The CIFAR100 dataset is a labeled dataset of 60,000 coloured images of size 32x32. All images are equally divided to 100 different classes; it is a classification task similar to the CIFAR 10, but with more classes. The main challenge of this dataset is to come up with a model that can successfully categorize an image to one of 100 classes given only a small number of images per class (600). There are 500 training images and 100 testing images per class. The 100 classes in the CIFAR-100 are grouped into 20 superclasses.
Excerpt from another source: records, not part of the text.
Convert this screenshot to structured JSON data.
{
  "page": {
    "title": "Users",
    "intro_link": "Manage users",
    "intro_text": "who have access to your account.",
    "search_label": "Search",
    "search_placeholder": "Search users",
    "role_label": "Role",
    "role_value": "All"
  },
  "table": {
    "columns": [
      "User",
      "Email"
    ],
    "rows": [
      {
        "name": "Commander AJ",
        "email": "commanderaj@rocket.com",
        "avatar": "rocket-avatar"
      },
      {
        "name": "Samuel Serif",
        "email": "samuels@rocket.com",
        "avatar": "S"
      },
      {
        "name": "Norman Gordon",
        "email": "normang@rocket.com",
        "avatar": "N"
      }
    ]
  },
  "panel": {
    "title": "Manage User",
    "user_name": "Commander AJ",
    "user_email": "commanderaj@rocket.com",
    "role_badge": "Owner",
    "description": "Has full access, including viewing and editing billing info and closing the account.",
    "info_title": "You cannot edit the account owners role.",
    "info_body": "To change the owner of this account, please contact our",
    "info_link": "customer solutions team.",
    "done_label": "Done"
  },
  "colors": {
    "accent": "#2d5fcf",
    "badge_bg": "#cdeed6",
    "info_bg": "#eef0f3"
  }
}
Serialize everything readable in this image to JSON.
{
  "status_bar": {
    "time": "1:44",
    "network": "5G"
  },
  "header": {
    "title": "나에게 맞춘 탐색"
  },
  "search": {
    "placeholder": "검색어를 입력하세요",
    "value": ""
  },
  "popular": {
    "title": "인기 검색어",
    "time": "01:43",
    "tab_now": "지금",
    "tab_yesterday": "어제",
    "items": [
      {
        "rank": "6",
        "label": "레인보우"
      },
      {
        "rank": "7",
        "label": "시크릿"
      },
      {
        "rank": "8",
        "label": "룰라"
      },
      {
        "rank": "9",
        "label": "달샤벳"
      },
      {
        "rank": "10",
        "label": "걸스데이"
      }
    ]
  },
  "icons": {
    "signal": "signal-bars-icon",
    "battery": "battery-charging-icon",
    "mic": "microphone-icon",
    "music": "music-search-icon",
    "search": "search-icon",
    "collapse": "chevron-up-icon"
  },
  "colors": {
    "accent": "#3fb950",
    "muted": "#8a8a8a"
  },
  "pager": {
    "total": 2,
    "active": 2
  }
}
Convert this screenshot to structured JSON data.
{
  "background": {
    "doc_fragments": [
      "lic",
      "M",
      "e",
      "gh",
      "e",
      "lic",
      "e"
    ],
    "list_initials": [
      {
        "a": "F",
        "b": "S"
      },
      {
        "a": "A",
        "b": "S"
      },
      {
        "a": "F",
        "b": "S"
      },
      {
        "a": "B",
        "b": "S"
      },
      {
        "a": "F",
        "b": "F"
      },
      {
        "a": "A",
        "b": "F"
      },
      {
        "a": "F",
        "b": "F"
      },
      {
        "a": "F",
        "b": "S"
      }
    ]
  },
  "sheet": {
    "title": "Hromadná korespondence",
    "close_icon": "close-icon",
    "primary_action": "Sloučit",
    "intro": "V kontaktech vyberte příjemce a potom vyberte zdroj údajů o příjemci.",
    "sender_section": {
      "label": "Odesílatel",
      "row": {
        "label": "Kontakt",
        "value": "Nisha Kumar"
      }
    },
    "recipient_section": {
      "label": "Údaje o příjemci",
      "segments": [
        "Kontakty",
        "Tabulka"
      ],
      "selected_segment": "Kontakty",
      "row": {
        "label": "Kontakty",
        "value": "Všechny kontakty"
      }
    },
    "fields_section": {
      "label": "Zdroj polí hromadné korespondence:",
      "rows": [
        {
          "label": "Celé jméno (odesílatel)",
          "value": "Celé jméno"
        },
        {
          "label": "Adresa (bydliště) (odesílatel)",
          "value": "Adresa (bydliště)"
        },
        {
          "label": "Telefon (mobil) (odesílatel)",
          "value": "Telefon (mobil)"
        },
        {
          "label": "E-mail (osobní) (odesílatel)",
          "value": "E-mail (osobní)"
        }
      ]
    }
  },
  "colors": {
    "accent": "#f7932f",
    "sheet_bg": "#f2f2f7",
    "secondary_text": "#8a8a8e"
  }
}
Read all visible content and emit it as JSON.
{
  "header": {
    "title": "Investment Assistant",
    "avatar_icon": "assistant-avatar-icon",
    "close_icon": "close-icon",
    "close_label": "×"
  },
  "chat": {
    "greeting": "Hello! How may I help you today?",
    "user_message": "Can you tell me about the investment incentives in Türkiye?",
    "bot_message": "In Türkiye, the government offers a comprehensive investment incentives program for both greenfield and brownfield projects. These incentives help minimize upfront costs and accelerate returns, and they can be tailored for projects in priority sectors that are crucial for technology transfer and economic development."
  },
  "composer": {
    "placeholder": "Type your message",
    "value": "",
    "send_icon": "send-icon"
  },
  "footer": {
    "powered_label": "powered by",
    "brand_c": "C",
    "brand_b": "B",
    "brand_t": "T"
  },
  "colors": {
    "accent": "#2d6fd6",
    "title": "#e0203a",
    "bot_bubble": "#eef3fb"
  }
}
Each image comes with a “fine” label (the class to which it belongs) and a “coarse” label (the superclass to which it belongs).

From the author’s website, here there are the classes:

Superclass Classes
aquatic mammals beaver, dolphin, otter, seal, whale
fish aquarium fish, flatfish, ray, shark, trout
flowers orchids, poppies, roses, sunflowers, tulips
food containers bottles, bowls, cans, cups, plates
fruit and vegetables apples, mushrooms, oranges, pears, sweet peppers
household electrical devices clock, computer keyboard, lamp, telephone, television
household furniture bed, chair, couch, table, wardrobe
insects bee, beetle, butterfly, caterpillar, cockroach
large carnivores bear, leopard, lion, tiger, wolf
large man-made outdoor things bridge, castle, house, road, skyscraper
large natural outdoor scenes cloud, forest, mountain, plain, sea
large omnivores and herbivores camel, cattle, chimpanzee, elephant, kangaroo
medium-sized mammals fox, porcupine, possum, raccoon, skunk
non-insect invertebrates crab, lobster, snail, spider, worm
people baby, boy, girl, man, woman
reptiles crocodile, dinosaur, lizard, snake, turtle
small mammals hamster, mouse, rabbit, shrew, squirrel
trees maple, oak, palm, pine, willow
vehicles 1 bicycle, bus, motorcycle, pickup truck, train
vehicles 2 lawn-mower, rocket, streetcar, tank, tractor

We will use the ResNet model presented in the 2015 paper Deep Residual Learning for Image Recognition.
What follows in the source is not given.